Her voices in my mind have been barely tolerable except when I’m with you.
It’s this city, th e memories,” I explained.
“When you lost control before, I could feel you all the way across the desert. Now, I saw how you felt my turmoil when I approached as you were sparring with Aderyn. It almost forced you to lose control yourself. And just now, I was overcome by a nightmare of my own past, and that is when your dreams turned.”
Keera took one of my hands, moving to interlace my fingers with her own but stopped.
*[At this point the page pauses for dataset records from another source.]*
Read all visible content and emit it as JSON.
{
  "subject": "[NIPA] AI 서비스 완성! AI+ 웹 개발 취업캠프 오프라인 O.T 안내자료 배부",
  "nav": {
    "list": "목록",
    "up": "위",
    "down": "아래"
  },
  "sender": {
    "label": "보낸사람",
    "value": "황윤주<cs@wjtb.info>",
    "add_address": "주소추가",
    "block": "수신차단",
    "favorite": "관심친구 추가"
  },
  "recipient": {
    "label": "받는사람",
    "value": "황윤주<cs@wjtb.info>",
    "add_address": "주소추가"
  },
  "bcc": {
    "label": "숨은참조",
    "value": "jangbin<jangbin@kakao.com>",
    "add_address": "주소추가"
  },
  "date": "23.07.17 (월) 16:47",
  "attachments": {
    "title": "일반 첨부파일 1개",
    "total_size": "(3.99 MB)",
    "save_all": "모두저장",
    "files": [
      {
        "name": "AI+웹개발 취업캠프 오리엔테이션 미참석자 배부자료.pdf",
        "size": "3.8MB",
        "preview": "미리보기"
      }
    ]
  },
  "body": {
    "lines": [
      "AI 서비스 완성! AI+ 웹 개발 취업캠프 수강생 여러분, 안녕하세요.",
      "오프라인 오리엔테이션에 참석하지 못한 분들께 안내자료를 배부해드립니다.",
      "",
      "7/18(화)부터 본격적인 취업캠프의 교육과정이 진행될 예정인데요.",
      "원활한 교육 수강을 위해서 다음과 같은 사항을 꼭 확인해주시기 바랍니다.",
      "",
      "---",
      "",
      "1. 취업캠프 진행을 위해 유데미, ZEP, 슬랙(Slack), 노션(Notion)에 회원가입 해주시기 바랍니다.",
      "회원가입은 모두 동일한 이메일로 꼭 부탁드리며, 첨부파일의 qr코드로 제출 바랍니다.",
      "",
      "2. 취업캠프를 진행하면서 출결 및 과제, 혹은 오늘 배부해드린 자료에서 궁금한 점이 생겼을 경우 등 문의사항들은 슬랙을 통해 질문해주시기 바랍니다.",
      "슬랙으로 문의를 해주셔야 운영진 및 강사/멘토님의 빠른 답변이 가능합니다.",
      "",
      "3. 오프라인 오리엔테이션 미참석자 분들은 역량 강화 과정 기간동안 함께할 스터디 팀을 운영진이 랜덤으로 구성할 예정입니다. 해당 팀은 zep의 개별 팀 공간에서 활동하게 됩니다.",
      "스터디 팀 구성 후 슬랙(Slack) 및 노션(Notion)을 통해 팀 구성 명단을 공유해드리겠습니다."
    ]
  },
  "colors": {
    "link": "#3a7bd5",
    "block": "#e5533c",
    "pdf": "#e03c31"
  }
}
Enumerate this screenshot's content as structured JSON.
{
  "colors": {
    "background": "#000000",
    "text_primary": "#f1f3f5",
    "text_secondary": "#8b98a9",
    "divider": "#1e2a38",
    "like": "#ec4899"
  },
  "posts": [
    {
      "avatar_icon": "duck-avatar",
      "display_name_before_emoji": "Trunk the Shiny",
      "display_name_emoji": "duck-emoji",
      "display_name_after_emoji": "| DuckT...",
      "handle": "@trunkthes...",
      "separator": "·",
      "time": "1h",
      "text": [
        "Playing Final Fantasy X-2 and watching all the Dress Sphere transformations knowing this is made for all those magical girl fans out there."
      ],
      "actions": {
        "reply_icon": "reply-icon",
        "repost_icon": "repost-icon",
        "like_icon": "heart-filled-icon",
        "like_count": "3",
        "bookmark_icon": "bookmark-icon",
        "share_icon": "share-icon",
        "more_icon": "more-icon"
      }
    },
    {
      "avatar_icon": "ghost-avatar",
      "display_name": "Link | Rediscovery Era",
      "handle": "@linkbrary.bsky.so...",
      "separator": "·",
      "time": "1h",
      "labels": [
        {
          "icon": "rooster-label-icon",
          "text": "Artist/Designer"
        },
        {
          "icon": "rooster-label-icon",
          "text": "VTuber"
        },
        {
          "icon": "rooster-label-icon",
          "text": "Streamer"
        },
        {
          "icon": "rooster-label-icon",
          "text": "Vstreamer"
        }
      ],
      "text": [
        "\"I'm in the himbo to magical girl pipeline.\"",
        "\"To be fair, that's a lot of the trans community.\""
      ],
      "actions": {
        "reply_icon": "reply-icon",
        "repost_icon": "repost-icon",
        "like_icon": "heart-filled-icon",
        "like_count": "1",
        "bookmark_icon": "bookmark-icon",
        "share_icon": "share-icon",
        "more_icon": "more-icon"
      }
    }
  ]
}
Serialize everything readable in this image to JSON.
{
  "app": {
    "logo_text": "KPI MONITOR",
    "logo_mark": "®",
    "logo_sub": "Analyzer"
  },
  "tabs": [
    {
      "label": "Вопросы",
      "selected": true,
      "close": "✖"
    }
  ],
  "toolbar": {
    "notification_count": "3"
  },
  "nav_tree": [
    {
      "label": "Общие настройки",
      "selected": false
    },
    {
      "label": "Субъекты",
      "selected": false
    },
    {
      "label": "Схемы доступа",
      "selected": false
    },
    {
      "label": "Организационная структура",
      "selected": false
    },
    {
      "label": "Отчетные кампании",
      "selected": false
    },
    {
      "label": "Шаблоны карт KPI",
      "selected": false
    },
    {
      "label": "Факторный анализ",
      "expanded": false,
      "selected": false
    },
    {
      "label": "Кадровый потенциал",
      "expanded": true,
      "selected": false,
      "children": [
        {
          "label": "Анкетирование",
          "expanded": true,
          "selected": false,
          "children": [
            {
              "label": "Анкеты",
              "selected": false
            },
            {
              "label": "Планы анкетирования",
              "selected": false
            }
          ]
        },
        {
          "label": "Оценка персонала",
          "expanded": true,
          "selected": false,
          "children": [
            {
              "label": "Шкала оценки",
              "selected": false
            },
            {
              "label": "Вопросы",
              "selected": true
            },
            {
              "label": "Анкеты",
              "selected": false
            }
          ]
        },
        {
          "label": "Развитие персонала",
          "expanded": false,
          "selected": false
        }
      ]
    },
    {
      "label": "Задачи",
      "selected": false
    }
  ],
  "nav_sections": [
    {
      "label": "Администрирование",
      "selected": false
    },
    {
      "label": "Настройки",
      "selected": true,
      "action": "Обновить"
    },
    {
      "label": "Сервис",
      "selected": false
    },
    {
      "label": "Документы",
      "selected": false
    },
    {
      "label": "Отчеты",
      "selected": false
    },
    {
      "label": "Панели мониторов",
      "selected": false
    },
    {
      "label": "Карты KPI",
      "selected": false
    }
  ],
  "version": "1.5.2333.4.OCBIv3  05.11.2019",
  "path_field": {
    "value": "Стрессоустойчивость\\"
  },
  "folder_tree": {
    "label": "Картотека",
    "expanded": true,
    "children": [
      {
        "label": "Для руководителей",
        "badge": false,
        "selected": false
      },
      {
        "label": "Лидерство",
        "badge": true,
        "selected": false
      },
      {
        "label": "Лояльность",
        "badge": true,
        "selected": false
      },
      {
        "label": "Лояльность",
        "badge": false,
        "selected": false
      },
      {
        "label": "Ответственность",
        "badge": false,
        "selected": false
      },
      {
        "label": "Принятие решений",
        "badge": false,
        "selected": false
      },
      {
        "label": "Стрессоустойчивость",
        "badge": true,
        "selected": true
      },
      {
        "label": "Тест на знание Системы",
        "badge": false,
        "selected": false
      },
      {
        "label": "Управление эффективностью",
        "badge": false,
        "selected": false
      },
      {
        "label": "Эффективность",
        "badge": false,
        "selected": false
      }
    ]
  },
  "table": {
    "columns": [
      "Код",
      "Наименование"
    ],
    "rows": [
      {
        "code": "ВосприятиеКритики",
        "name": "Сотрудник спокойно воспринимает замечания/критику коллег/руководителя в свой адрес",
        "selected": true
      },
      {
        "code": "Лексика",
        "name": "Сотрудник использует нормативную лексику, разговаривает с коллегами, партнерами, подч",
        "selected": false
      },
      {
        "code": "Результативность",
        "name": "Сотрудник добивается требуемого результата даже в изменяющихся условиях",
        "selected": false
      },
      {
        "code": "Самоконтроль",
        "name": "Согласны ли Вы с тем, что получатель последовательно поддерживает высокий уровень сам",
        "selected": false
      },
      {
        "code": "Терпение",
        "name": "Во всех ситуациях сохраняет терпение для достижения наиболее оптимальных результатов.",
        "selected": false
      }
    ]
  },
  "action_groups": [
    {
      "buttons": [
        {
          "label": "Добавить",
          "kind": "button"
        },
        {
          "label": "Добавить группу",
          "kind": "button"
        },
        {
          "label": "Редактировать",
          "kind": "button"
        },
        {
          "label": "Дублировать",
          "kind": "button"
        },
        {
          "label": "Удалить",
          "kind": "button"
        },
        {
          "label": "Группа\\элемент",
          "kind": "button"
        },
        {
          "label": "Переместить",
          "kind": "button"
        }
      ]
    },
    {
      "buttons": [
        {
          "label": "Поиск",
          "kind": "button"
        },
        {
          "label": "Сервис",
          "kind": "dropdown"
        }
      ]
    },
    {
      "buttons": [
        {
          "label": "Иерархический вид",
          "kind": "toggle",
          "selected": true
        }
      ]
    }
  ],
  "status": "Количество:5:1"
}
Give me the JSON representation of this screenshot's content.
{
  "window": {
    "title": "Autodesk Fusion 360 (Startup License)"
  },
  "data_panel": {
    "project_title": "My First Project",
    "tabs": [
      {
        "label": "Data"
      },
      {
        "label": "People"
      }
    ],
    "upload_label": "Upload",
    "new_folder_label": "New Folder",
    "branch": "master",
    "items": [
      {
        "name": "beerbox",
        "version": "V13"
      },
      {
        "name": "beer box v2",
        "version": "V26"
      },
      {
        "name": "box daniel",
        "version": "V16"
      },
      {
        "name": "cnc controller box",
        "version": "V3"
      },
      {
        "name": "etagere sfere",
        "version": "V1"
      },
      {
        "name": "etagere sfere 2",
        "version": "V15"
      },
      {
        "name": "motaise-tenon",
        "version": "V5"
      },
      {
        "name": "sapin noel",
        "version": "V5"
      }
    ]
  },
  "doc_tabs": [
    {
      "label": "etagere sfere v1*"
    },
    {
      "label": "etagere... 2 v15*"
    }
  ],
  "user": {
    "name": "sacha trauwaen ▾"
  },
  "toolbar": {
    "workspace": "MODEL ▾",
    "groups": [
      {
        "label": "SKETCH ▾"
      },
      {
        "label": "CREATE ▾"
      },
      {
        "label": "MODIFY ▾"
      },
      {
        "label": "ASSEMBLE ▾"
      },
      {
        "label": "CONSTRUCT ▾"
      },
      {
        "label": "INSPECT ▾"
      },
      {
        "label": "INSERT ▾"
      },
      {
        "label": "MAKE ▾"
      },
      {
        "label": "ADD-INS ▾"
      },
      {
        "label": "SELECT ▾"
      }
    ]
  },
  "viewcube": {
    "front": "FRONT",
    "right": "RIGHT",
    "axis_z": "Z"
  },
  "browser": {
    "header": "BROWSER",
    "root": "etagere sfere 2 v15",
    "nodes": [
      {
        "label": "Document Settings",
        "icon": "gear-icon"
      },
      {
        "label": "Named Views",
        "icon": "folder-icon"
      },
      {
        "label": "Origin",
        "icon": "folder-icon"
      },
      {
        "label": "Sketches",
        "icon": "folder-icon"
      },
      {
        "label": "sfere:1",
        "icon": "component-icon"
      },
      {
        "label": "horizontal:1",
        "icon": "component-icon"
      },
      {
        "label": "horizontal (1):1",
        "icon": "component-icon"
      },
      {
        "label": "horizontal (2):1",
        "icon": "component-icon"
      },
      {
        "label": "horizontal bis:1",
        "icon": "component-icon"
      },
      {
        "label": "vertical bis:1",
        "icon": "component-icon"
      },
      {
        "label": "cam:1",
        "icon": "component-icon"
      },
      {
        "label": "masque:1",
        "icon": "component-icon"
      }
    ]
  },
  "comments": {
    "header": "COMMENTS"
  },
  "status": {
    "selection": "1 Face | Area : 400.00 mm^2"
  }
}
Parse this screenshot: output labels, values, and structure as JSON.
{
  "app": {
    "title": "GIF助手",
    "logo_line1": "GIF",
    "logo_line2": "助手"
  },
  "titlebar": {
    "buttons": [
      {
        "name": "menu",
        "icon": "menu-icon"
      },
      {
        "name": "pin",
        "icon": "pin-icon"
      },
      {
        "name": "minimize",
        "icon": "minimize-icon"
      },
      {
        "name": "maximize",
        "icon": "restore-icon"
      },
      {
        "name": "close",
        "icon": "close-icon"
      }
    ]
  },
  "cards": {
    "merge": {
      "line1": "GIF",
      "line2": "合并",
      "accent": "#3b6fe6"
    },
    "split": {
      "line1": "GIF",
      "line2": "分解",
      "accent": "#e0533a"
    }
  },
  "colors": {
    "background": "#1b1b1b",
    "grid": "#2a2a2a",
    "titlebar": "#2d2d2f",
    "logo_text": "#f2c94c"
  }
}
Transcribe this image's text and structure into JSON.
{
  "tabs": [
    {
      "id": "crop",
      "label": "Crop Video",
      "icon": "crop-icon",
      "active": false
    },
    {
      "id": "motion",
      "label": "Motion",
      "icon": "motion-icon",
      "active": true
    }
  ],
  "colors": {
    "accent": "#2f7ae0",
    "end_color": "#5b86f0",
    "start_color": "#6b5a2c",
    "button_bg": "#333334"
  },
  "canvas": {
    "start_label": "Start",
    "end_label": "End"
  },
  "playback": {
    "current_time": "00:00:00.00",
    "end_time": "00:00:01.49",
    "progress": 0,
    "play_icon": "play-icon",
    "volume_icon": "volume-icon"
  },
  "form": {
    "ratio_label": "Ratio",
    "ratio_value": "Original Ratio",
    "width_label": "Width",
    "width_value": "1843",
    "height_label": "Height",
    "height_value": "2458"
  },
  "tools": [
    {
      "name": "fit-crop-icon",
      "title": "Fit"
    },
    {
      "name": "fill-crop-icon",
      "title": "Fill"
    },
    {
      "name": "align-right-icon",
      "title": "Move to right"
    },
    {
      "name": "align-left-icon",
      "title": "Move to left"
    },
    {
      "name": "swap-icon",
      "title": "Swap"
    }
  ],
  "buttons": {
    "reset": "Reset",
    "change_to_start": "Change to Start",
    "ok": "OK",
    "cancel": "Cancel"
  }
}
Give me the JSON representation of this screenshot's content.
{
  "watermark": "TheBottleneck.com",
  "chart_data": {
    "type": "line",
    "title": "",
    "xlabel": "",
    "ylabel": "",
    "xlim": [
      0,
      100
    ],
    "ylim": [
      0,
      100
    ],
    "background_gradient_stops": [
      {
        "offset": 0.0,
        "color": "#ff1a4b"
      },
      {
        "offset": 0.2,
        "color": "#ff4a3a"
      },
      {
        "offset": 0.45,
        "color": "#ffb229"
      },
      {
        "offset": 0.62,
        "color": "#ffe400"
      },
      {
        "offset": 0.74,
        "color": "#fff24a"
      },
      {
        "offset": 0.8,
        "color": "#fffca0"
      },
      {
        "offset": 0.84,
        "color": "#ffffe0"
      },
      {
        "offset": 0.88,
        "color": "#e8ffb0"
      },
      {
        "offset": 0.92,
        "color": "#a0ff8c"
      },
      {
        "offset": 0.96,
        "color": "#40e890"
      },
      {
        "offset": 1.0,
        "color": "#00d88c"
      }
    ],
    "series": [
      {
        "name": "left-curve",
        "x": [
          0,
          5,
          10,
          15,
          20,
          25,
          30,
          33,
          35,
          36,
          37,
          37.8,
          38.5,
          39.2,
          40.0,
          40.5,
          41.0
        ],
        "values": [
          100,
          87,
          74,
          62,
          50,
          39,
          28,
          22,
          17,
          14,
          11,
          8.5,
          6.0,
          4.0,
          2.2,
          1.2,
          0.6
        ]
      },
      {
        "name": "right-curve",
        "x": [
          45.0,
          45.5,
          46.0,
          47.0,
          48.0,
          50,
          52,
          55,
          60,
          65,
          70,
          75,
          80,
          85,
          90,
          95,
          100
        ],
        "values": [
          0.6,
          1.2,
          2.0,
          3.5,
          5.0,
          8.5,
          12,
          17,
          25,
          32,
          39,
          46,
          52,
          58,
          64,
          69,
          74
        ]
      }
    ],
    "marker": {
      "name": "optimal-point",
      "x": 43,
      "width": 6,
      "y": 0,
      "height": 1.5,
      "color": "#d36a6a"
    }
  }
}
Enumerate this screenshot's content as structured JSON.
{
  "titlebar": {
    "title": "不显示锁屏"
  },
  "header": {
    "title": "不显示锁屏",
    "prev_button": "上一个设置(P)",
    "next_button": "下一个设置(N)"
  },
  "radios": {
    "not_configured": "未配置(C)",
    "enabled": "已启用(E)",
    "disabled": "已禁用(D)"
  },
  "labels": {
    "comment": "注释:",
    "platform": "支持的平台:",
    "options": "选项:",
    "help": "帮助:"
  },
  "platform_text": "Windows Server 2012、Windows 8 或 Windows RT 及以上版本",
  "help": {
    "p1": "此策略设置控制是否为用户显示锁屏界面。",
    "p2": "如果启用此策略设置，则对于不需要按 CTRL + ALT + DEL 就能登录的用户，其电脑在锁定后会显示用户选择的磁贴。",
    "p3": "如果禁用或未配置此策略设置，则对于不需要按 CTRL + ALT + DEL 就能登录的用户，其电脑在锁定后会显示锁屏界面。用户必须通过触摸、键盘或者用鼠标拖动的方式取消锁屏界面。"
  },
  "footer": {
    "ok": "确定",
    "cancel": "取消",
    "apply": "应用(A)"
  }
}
Turning it over, she found a jagged cut along one knuckle It was shallow, but a few drops of blood still welled up.
“From the glass,” I said.
She nodded against my shoulder where her head rested.
“What happened?” she asked as she wiped away the blood with her own finger.
I knew she didn’t mean the lantern.
“In the library, I found a scroll that I remembered.”
She listened quietly about the day I had found it there, and how I had run away and not entered the city of Kelvadan again until now. Fear filled her eyes as I described the instructions in the horrible scroll, but it was overcome by an overbrightness as her eyes filled with unshed tears.
“You hate it here,” she whispered, sadness in every syllable.
My arms tightened around her. “I did, but I don’t as much anymore. I can’t truly hate a place that you made a home, even if being here plucks at the already fraying threads of my sanity.”
“Do you think it might be better when we restore the Heart? That the desert might be pleased and grant us some peace?”
I hesitated. Kelvar’s madness had claimed him before the Heart had been stolen, yet there was some sense in her words.
It had always seemed that the voices of the desert in my mind wanted something, and if I gave it to them, they abated.
Blood sated them temporarily, but the Heart was what the desert truly desired.
“We can only hope,” I said.
“If only we could find a way to get to it.” Keera sighed, frustration now tinging her words.
The memory of why I had been searching in the library struck me .
“I did find something,” I said, extricating myself from her hold. I glanced over the bed for the journal. I had dropped it on the covers, forgetting it completely in my haste to wake her. Now, I picked it up again.
“This likely holds the secrets to entering Kelvar and Alyx’s chambers, but some of the pages are missing,” I said, holding it up before her.
Equal parts hope and apprehension lit Keera’s features as she took it from me. “Where could they have gone?”
At that I grimaced, the vision of a familiar wooden chest filling my mind. One that had always sat near a low table in a dimly lit tent.
“I think I know where we can get them, but it won’t be easy.”